Can you tell us a little about the WCRC’s perspective on the approaching Reformation Jubilee?
One kind of playful way of saying it is that it’s clear that 2017 isn’t a particularly important year for Reformed Christians, and Martin Luther isn’t the key theological voice for Reformed Christians anymore, and Germany is not a key country for Reformed Christians. Our perspective is that we want to join with the whole reformation family and with the Roman Catholics and all who are trying to make sense out of commemorating this date – but one thing we want to do is see the reformation movement as larger and more encompassing in both time and space and vision.
For instance, we don’t think that the doctrine of justification and the battle against indulgences was the key theological issue in the Reformation, but rather it was the key issue of returning the bible into the hands of the people and having it be the center of faithfulness. There were so many movements in time that were centered on the Bible, centered on the poor, centered on decentering the church.
The Reformed perspective is to add these voices and so in that year we’re going to have our General Assembly, and it will be in Germany, and there we want to add these voices and we want to also embrace our understanding that one of the things we have helped to do is add to the division of the church.
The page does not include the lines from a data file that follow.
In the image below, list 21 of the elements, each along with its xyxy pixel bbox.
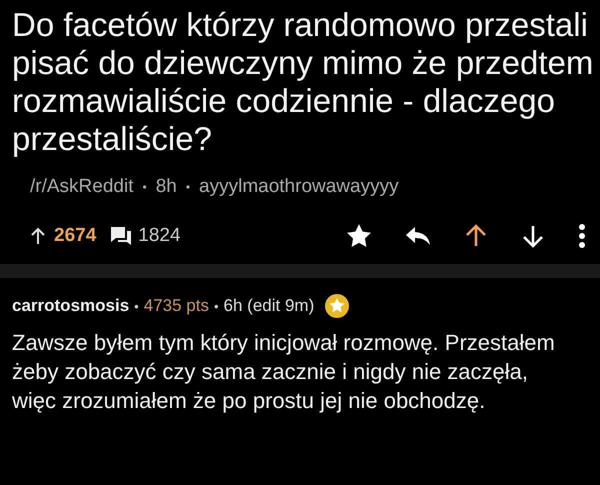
separator-dot: • bbox=[134, 298, 139, 314]
post-title: Do facetów którzy randomowo przestali pisać do dziewczyny mimo że przedtem rozmawialiście codziennie - dlaczego przestaliście? bbox=[12, 6, 594, 158]
comment-age: 6h (edit 9m) bbox=[224, 296, 314, 316]
comment-points: 4735 pts bbox=[144, 296, 209, 316]
comment-body: Zawsze byłem tym który inicjował rozmowę. Przestałem żeby zobaczyć czy sama zacznie i nigdy nie zaczęła, więc zrozumiałem że po prostu jej nie obchodzę. bbox=[12, 329, 556, 415]
reply-icon[interactable] bbox=[405, 225, 431, 247]
comments-icon bbox=[110, 226, 132, 246]
comment-count: 1824 bbox=[138, 225, 181, 247]
upvote-icon[interactable] bbox=[464, 224, 488, 248]
downvote-icon[interactable] bbox=[521, 224, 545, 248]
comment-author[interactable]: carrotosmosis bbox=[12, 296, 130, 316]
star-icon[interactable] bbox=[346, 223, 372, 249]
more-icon[interactable] bbox=[578, 224, 586, 248]
separator-dot: • bbox=[214, 298, 219, 314]
post-age: 8h bbox=[156, 176, 177, 198]
separator-dot: • bbox=[186, 180, 190, 194]
post-author[interactable]: ayyylmaothrowawayyyy bbox=[199, 176, 399, 198]
subreddit-link[interactable]: /r/AskReddit bbox=[30, 176, 134, 198]
separator-dot: • bbox=[142, 180, 147, 194]
upvote-arrow-icon bbox=[30, 227, 46, 245]
score: 2674 bbox=[54, 225, 96, 247]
Calvin did not want to divide the church – he talked about division as a body dismembered. Calvin said that he cared so much for the church that he would cross ten seas in order to serve the cause of unity. But one author now contends that one unintended outcome of the protestant reformation is that there are now arguably 43,000 Christian denominations in the world – and it could be that those are denominations made up of even a single congregation, but that’s the point! So we have something to repent about, to turn around from.
Now when I said this in Rome, when it came to a dialogue with repentance, some Protestants got upset and said, “The WCRC is repenting for the Reformation!” and of course we’re not, but were repenting that we have succeeded in bringing division to the church and we must overcome that. That’s one voice: we’re not simply celebrating that we got it right, the Catholics got it wrong, let’s keep it going like that. No, rather we’re rejoicing that we’ve come a long way in our relationship with the Catholics and with others in having the kind of dialogues that have removed some of the obstacles of the past. We really want to be a strong push for unity and also to celebrate the anniversary of the Reformation in interfaith terms. The issues we face now require us join with all people and all faiths in responding to the crisis that we face.